Она полетела вниз, размахивая руками и что-то крича, но Кип не различал слов. Убийца разбилась об острый камень менее чем в пяти шагах от волн Лазурного моря, разлетелась на части, один кусок – нога? – оторвался от тела и плюхнулся в воду, в то время как остальное превратилось в длинный кровавый плевок.
Все это казалось нереальным. Часть Кипа осознавала, что там мог оказаться он, возможно, и должен был оказаться, но внезапно он осознал, что Лив стоит внутри комнаты.
– Кип, Кип, мы убили ее, – говорила Лив. Кип остро осознал, что у него болят яйца и что он почти голый перед единственной девушкой, которую он знает, и что он жирный и тяжелый и должен немедленно прикрыться.
Он едва успел подтянуть штаны, когда Лив выглянула за перила и ее вырвало. Кип ненавидел рвоту. Он ненавидел, когда рвало его и когда рвало других. Но когда подул ветер, бросив на него брызги рвоты из дождевого слива, он понял, что еще сильнее он не любит падать вниз. Брызги упали ему на лицо и попали в открытый рот.

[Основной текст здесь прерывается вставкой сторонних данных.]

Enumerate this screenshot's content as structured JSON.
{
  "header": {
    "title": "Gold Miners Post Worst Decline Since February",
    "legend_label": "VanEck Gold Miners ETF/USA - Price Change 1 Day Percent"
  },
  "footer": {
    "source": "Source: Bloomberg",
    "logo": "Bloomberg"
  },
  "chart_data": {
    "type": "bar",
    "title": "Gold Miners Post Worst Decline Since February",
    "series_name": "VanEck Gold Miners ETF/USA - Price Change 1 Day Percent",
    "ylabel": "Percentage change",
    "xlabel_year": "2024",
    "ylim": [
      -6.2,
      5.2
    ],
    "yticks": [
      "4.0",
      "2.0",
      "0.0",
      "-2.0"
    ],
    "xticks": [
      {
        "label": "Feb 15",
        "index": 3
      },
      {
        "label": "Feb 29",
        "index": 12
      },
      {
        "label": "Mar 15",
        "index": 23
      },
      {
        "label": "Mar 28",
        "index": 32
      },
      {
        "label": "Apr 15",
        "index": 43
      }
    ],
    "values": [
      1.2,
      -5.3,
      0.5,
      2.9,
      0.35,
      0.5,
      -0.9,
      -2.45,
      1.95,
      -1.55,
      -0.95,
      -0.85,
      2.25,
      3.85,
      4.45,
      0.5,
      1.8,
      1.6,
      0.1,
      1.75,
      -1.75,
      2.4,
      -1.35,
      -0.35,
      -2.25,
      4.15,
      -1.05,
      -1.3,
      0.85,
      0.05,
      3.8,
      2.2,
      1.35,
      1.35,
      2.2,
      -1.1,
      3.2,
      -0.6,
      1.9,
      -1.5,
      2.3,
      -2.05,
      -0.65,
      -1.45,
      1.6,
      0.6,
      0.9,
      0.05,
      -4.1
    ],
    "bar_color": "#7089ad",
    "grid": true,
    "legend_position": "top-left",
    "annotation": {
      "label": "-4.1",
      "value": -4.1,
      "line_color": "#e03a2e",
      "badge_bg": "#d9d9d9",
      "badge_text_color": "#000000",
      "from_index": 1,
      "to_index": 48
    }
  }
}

Он перевернулся, отплевываясь, кашляя и хлопая себя по лицу, пытаясь стереть капли блевотины. Встал на ноги – яйца все еще болели, лицо кривилось.
– О нет! – Лицо Лив посерело и помертвело от стыда, когда она поняла, что ее вырвало на него. Она отвернулась, не глядя на его порванные в паху штаны, затем глянула на камни далеко внизу. Она пыталась найти слова – и не могла.
– Знаешь, я рад, что между нами не возникло неловкости, – сказал Кип. Я вправду так сказал? Словно его часть просто не могла не ляпнуть чего-то совершенно неподобающего. Он только что убил человека, он был насмерть испуган, ему было больно, он был растерян и сгорал от стыда, и был рад, что остался жив, и вообще ничего не понимал, и ничего не мог поделать. Рот Лив на миг дернулся, затем она перегнулась через перила, и ее снова вырвало. Всегда что-то да ляпнешь, и все невпопад.
Молодец, Кип.
Глава 51
– Близится середина лета, – сказала Белая. – Солнцедень.
Гэвин стоял перед ней на вершине Хромерии. Вместе они ждали восхода солнца. Середина Лета, насколько понимал Гэвин, близилась всегда.
– Я начала подготовку к Освобождению, – сказала она. – Как думаешь, твой отец приобщится в этом году?
Гэвин фыркнул:
– Не в этом году. Никогда. – Он потер виски.
Он не спал ночью.
– Это неестественно, – спокойно сказала Белая. – Я привыкла восхищаться его самообладанием, ты знаешь. Жить в этой жуткой комнате, держать разум в боеготовности, бороться с кошмарами…
– Скорее, кошмары борются с ним.
– Я полжизни живу во тьме, Гэвин, – сказала Белая, словно он и не перебивал ее. – Так чувствуешь себя, когда не извлекаешь. Но жить в полной тьме? Разве это не отречение от самого Оролама? «Они любят тьму, ибо их деяния тьма, и свет посрамляет их».
– Состояние души отца я оставляю отцу. Разве мы не должны чтить наших отцов, выражая покорность той власти, которой доверил им Отец Всего?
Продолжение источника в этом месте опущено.